Fancy taking a dip in a real desert oasis? How about slipping into a bath warm artesian pool in the frosty pre-dawn quiet, gazing up into the Milky Way - watching shooting stars and waiting for the sky to turn pink as the first golden rays of sun light the Melaleucas fringing the water.
It doesn't get much better than that.
For us, Dalhousie Springs was the real (and ideal) kicking off point for our Simpson Desert adventure - situated in the Witjira National Park on the Western Edge of the Simpson.
The main spring - known to the local aboriginal people as Irrwanyere - is part of a chain of mound springs that form along the outer rim of the Great Artesian Basin - the warm water percolating up through cracks and fissures deep in the earth to create the pools. Meanwhile, all around, the red dust and gibbers of the arid landscape lie in stark, desolate contrast.
After what had been a fairly punishing day on the road from Chambers Pillar, it was pure bliss to ease our dusty bodies into the 40 degree water after setting up camp. But it was our pre-dawn swim the next morning - at the suggestion of one of the campsite volunteers - that made this stop unforgettable.
A photograph simply wouldn't do it justice. Endless stars. Bracing desert air. Blood warm water, and a sky that turned from inky black to pink to vivid blue. Unbelievable.
It's not hard to see why this place has been so significant to the local aboriginal people through the generations, and not just from a survival perspective. It is a place associated with many traditional stories and songs - with ancient campsites and artefacts scattered around the area.

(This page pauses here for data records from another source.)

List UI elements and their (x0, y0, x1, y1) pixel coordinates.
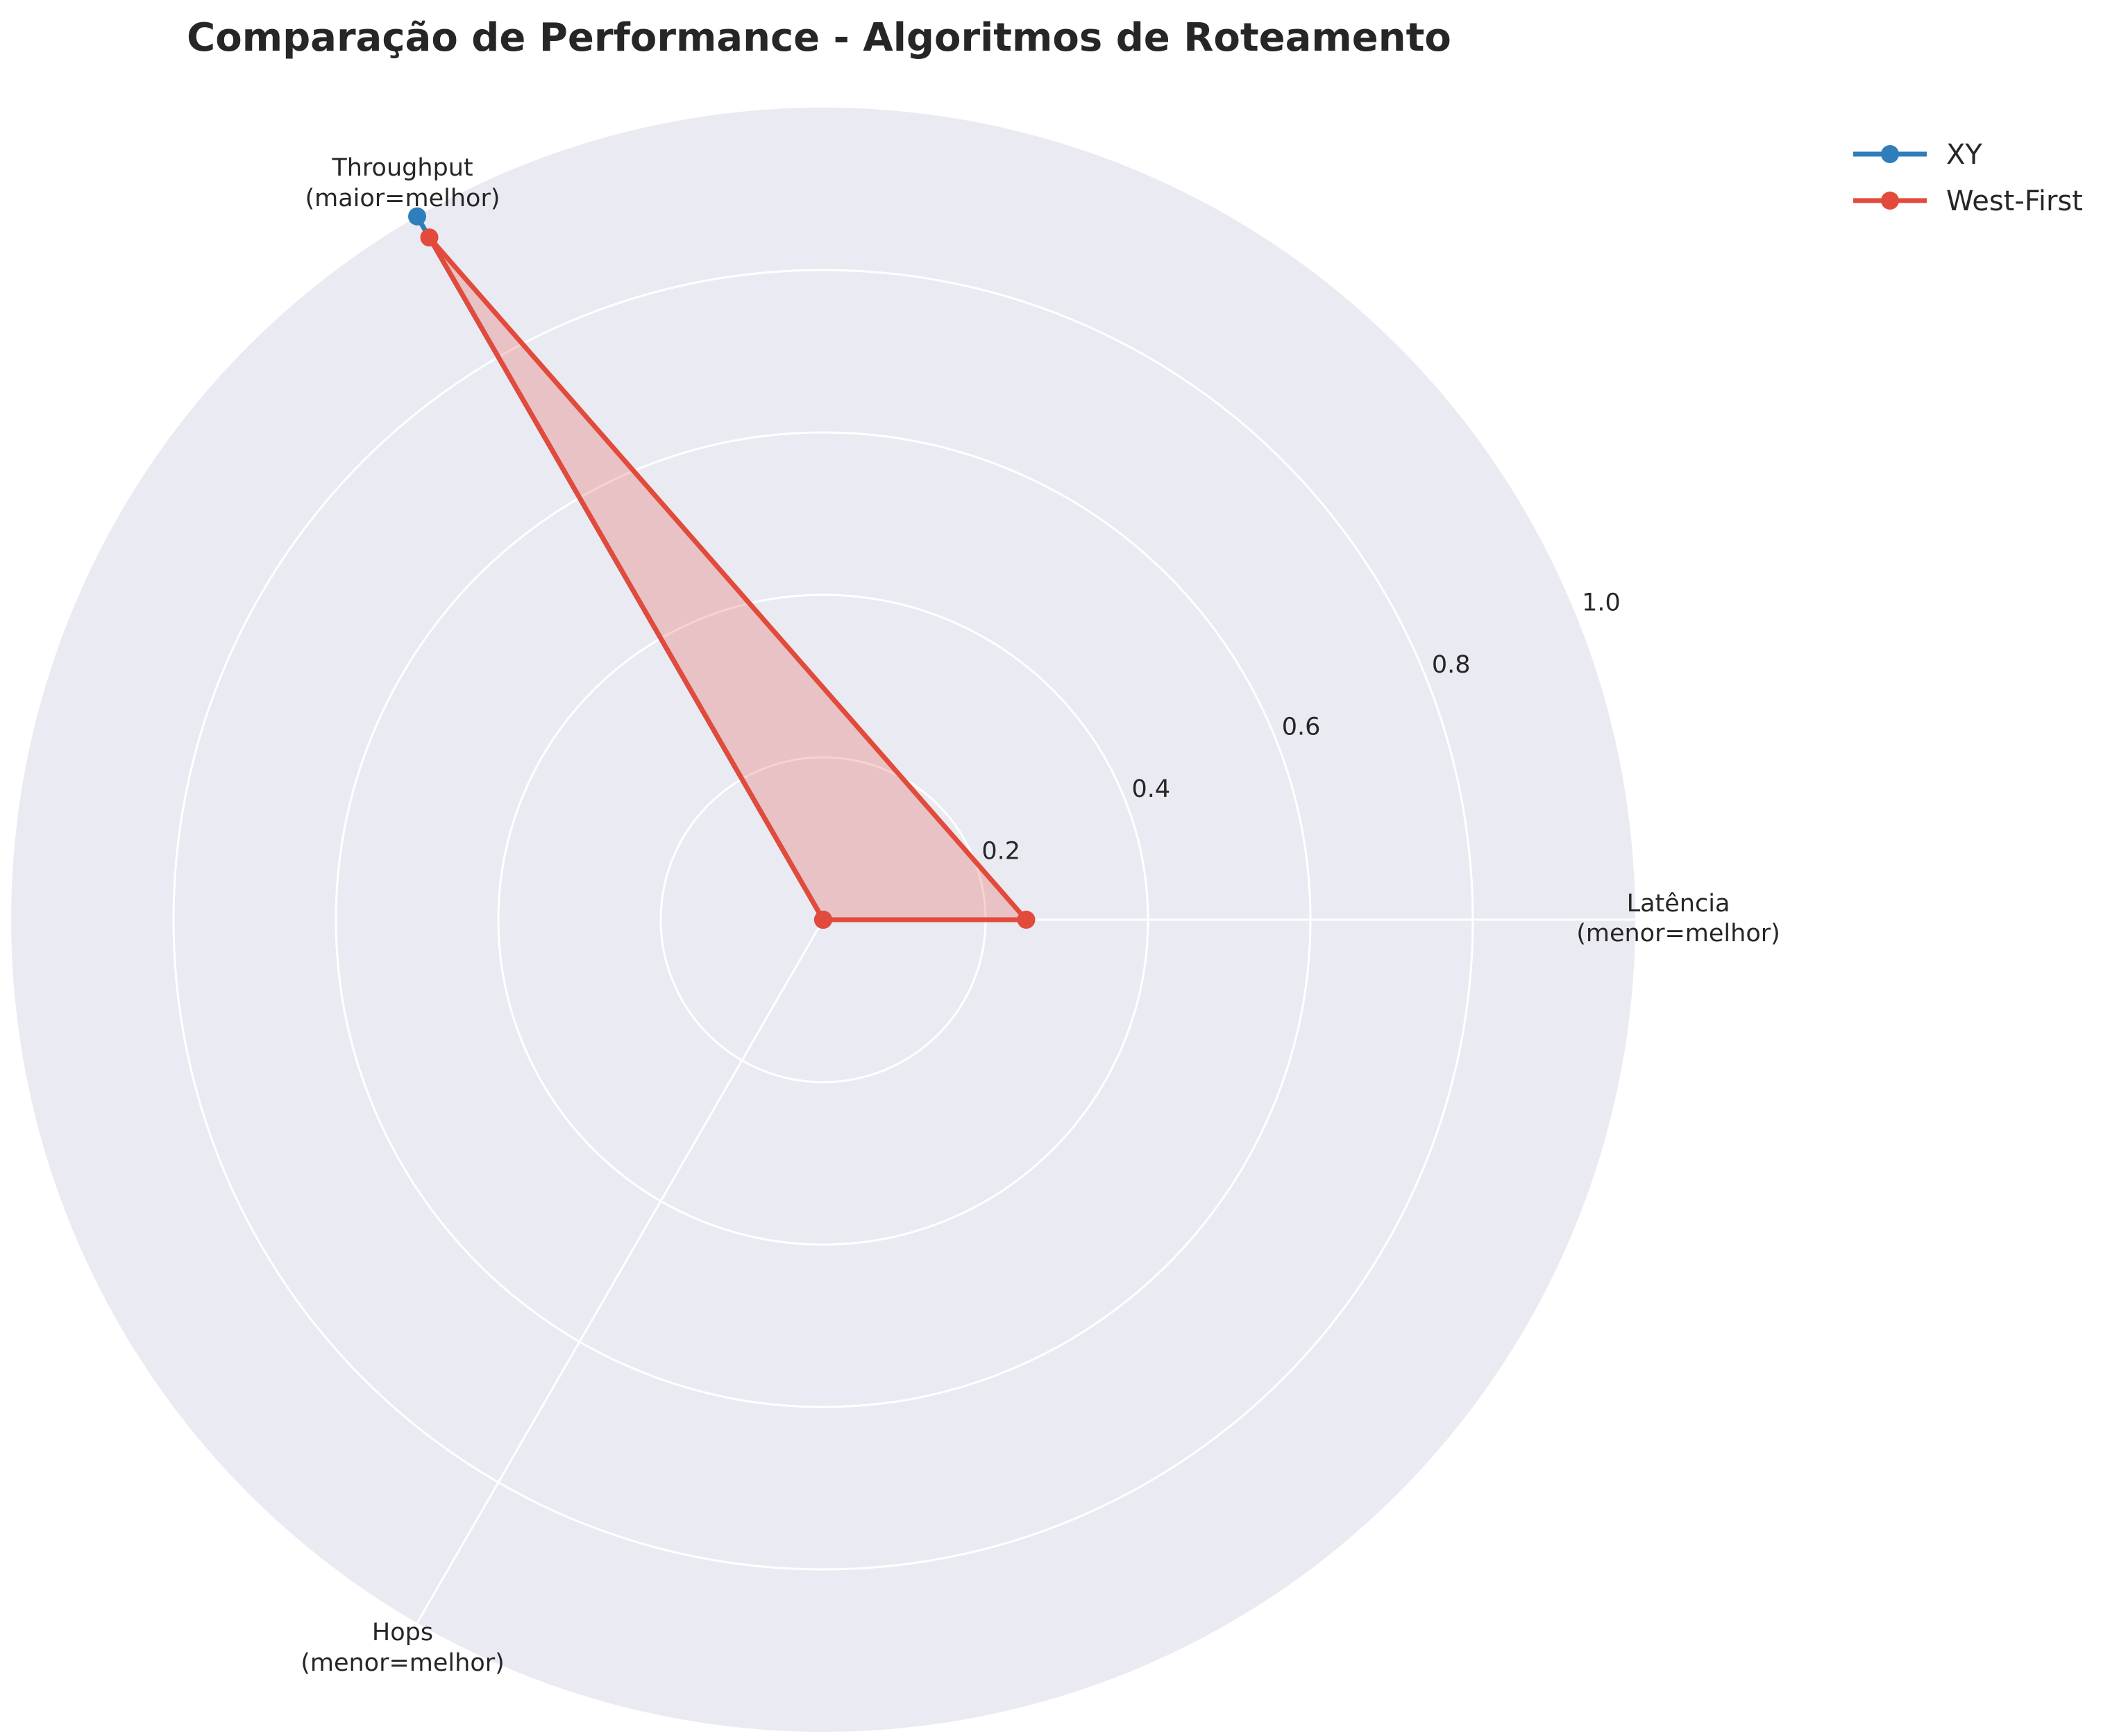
r-tick-label-2: 0.6 (1282, 713, 1321, 741)
category-label-latencia: Latência (1627, 890, 1730, 918)
series-0-point-1 (408, 207, 426, 226)
spoke-2 (416, 919, 825, 1624)
legend: XY West-First (1853, 139, 2083, 217)
legend-label-0: XY (1946, 139, 1982, 171)
category-label-2: Hops (menor=melhor) (301, 1619, 505, 1677)
series-1-point-1 (420, 228, 439, 247)
category-label-hops: Hops (372, 1619, 433, 1646)
r-tick-label-4: 1.0 (1582, 589, 1621, 616)
r-tick-label-3: 0.8 (1432, 651, 1471, 679)
category-label-throughput: Throughput (331, 154, 473, 182)
r-tick-label-1: 0.4 (1132, 775, 1171, 803)
series-layer (408, 207, 1036, 929)
category-label-1: Throughput (maior=melhor) (305, 154, 500, 212)
category-label-throughput-sub: (maior=melhor) (305, 185, 500, 212)
chart-title: Comparação de Performance - Algoritmos d… (187, 15, 1451, 60)
category-label-hops-sub: (menor=melhor) (301, 1649, 505, 1677)
legend-marker-1 (1881, 192, 1899, 210)
category-label-latencia-sub: (menor=melhor) (1576, 920, 1780, 947)
radial-tick-labels: 0.2 0.4 0.6 0.8 1.0 (981, 589, 1620, 865)
r-tick-label-0: 0.2 (981, 837, 1020, 865)
series-1-point-2 (814, 911, 832, 929)
legend-label-1: West-First (1946, 185, 2083, 217)
series-line-1 (427, 235, 1032, 922)
category-label-0: Latência (menor=melhor) (1576, 890, 1780, 947)
series-1-point-0 (1017, 911, 1036, 929)
legend-marker-0 (1881, 145, 1899, 163)
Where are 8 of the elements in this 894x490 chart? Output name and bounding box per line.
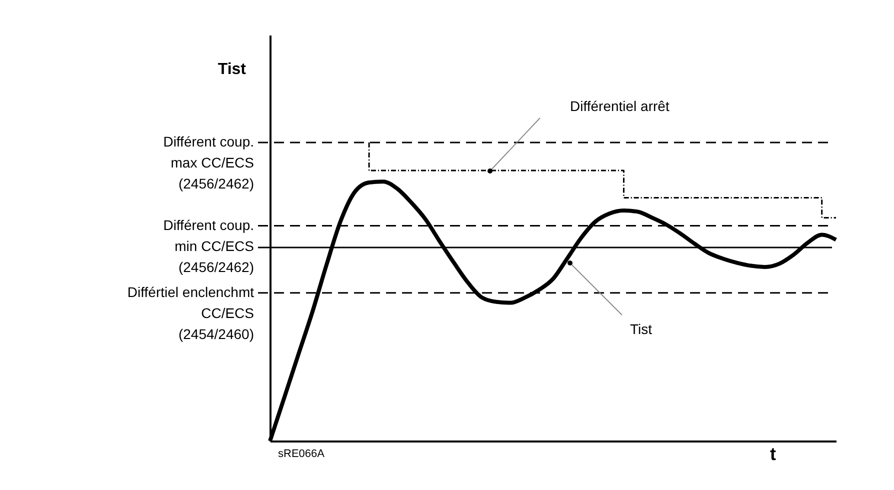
ref-line-label: Différtiel enclenchmt CC/ECS (2454/2460) [127,284,254,342]
text: sRE066A [278,448,326,460]
y-axis-title: Tist [218,61,247,78]
x-axis-title: t [770,444,776,464]
text: Différentiel arrêt [570,98,670,114]
annotation: Tist [630,321,652,337]
ref-line-label: Différent coup. min CC/ECS (2456/2462) [163,216,254,275]
ref-line-label: Différent coup. max CC/ECS (2456/2462) [163,133,254,192]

Camping: The Main "modern day" Camp Ground at Dalhousie Springs was well set up when we arrived, with plenty of sites set up in "loops". We were a mid to late afternoon arrival, and it was already pretty busy, which meant we didn't get the pick of the sites (or the loops) - and there was a fair bit of bull dust (both figuratively and literally) to contend with! But the facilities were clean and more than adequate (showers and flushing toilets) - and the volunteers (available through the busy winter season) helpful. There are alternates to the main camp site - including 3 O'Clock Creek - which are reportedly very good, and a viable "bush camping" alternative if the main site is too busy. The water at the Main Camp site was not potable, but according to Parks SA, drinking water is available from the bore at 3 O'Clock Creek - which would make it the last place to fill up before crossing the desert. We had full jerry cans, so didn't worry.
There were no campfires allowed - and whilst we had heard that mosquitoes could be a problem, we didn't encounter any.
You will need a desert parks pass to camp at Dalhousie (and for your trip into the Simpson) - these can be booked here.
Getting There: From Chambers Pillar, it was about a 330km drive South West via Finke and Mt Dare following the Old Ghan Heritage Trail, running alongside the route of the famous Finke Desert Race. The road was heavily corrugated in places, and it took us a good five hours behind the wheel (not including stops) to reach our destination.
You'd have to be brave (or stupid) to tackle it in a standard car or even a soft roader, and the track was rough enough to cook one of the shock absorbers on one of our touring party's Kimberley Kamper. Strangely enough, this provided our first "stroke of luck" for the day. We'd pulled up at Finke for lunch, and as our mate Dan (Brasch) was lying prone beneath his camper checking out the damage - another Landcruiser rolled in towing a Kimberley, and the driver casually strolled over and said to Dan "Looks like you've done a shocky...I've got a spare if you need it."
Happy days! So while the rest of us were making our ham and cheese and salad wraps, Dan got stuck into replacing a shock absorber.
Problems solved, we continued rolling down the old Ghan route after lunch - hard to believe how tough it must have been putting a railway line through this country back in the days. Construction began back in 1878 and it wasn't finished until 1929 - and there are plenty of relics, including old sidings to take a look at along the way.
Another 100km of corrugations further down the track we arrived at the Mount Dare Hotel/Roadhouse for a re-fuel, a beer and a bit of a break....and this is where our second stroke of luck hit.
As the last refuelling point before heading into the "desert proper" for the run to Birdsville, the fuel bowsers are obviously pretty popular. All five of our touring party lined up to top up our tanks (to replace what was used in the run down from Alice) - and all five of us got our fill.....just. As Wes was pumping the last into his cruiser ute, the Roadhouse's tank literally started blowing air and ran dry. The poor bastard who was next in line had to wait two days for the next fuel truck to arrive. Needless to say, he was not a happy camper, and we decided to hit the road before we found ourselves in an arm wrestle (or worse).